The journalistic and legal liability from the Dominion and Smartmatic suits hasn't seemed to wise up the network's two top executives, however, who dined with Trump in New Jersey just hours after his third indictment earlier this month, trying to convince him to attend the debate. Such a play for ratings isn't what news network leaders should be doing; rather, they should heed by the rules set forth by the Republican National Committee and welcome — and treat — every candidate who qualifies equally. Trying to backchannel the front-runner to appear might rightly raise questions about what promises were offered to Trump, who through the meeting alone received treatment not offered to his Republican rivals.

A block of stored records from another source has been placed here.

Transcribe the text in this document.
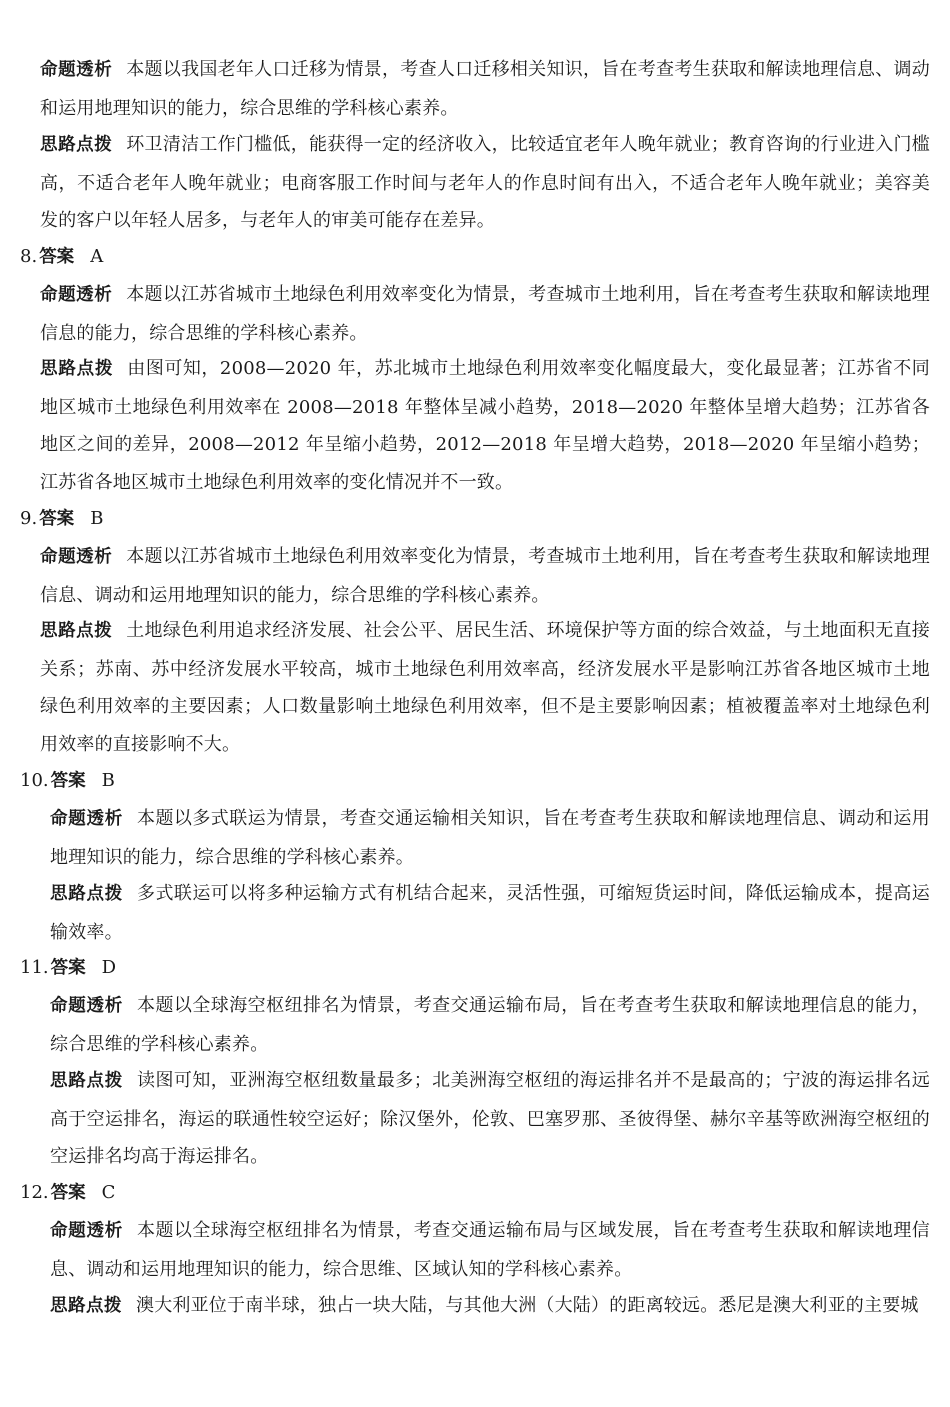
命题透析 本题以我国老年人口迁移为情景，考查人口迁移相关知识，旨在考查考生获取和解读地理信息、调动和运用地理知识的能力，综合思维的学科核心素养。
思路点拨 环卫清洁工作门槛低，能获得一定的经济收入，比较适宜老年人晚年就业；教育咨询的行业进入门槛高，不适合老年人晚年就业；电商客服工作时间与老年人的作息时间有出入，不适合老年人晚年就业；美容美发的客户以年轻人居多，与老年人的审美可能存在差异。
8. 答案 A
命题透析 本题以江苏省城市土地绿色利用效率变化为情景，考查城市土地利用，旨在考查考生获取和解读地理信息的能力，综合思维的学科核心素养。
思路点拨 由图可知，2008—2020 年，苏北城市土地绿色利用效率变化幅度最大，变化最显著；江苏省不同地区城市土地绿色利用效率在 2008—2018 年整体呈减小趋势，2018—2020 年整体呈增大趋势；江苏省各地区之间的差异，2008—2012 年呈缩小趋势，2012—2018 年呈增大趋势，2018—2020 年呈缩小趋势；江苏省各地区城市土地绿色利用效率的变化情况并不一致。
9. 答案 B
命题透析 本题以江苏省城市土地绿色利用效率变化为情景，考查城市土地利用，旨在考查考生获取和解读地理信息、调动和运用地理知识的能力，综合思维的学科核心素养。
思路点拨 土地绿色利用追求经济发展、社会公平、居民生活、环境保护等方面的综合效益，与土地面积无直接关系；苏南、苏中经济发展水平较高，城市土地绿色利用效率高，经济发展水平是影响江苏省各地区城市土地绿色利用效率的主要因素；人口数量影响土地绿色利用效率，但不是主要影响因素；植被覆盖率对土地绿色利用效率的直接影响不大。
10. 答案 B
命题透析 本题以多式联运为情景，考查交通运输相关知识，旨在考查考生获取和解读地理信息、调动和运用地理知识的能力，综合思维的学科核心素养。
思路点拨 多式联运可以将多种运输方式有机结合起来，灵活性强，可缩短货运时间，降低运输成本，提高运输效率。
11. 答案 D
命题透析 本题以全球海空枢纽排名为情景，考查交通运输布局，旨在考查考生获取和解读地理信息的能力，综合思维的学科核心素养。
思路点拨 读图可知，亚洲海空枢纽数量最多；北美洲海空枢纽的海运排名并不是最高的；宁波的海运排名远高于空运排名，海运的联通性较空运好；除汉堡外，伦敦、巴塞罗那、圣彼得堡、赫尔辛基等欧洲海空枢纽的空运排名均高于海运排名。
12. 答案 C
命题透析 本题以全球海空枢纽排名为情景，考查交通运输布局与区域发展，旨在考查考生获取和解读地理信息、调动和运用地理知识的能力，综合思维、区域认知的学科核心素养。
思路点拨 澳大利亚位于南半球，独占一块大陆，与其他大洲（大陆）的距离较远。悉尼是澳大利亚的主要城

Fox has been savvy in the marketplace of ideas (let alone of advertising) by appealing to conservatives. But the nature of conserving something means to protect it, which Fox should do with its reputation and especially with our democracy. Debates shouldn't be extensions of prime-time opining as done from the right on Fox or the left on MSNBC; rather, they should be as neutral and professional as possible, which would truly be showing respect.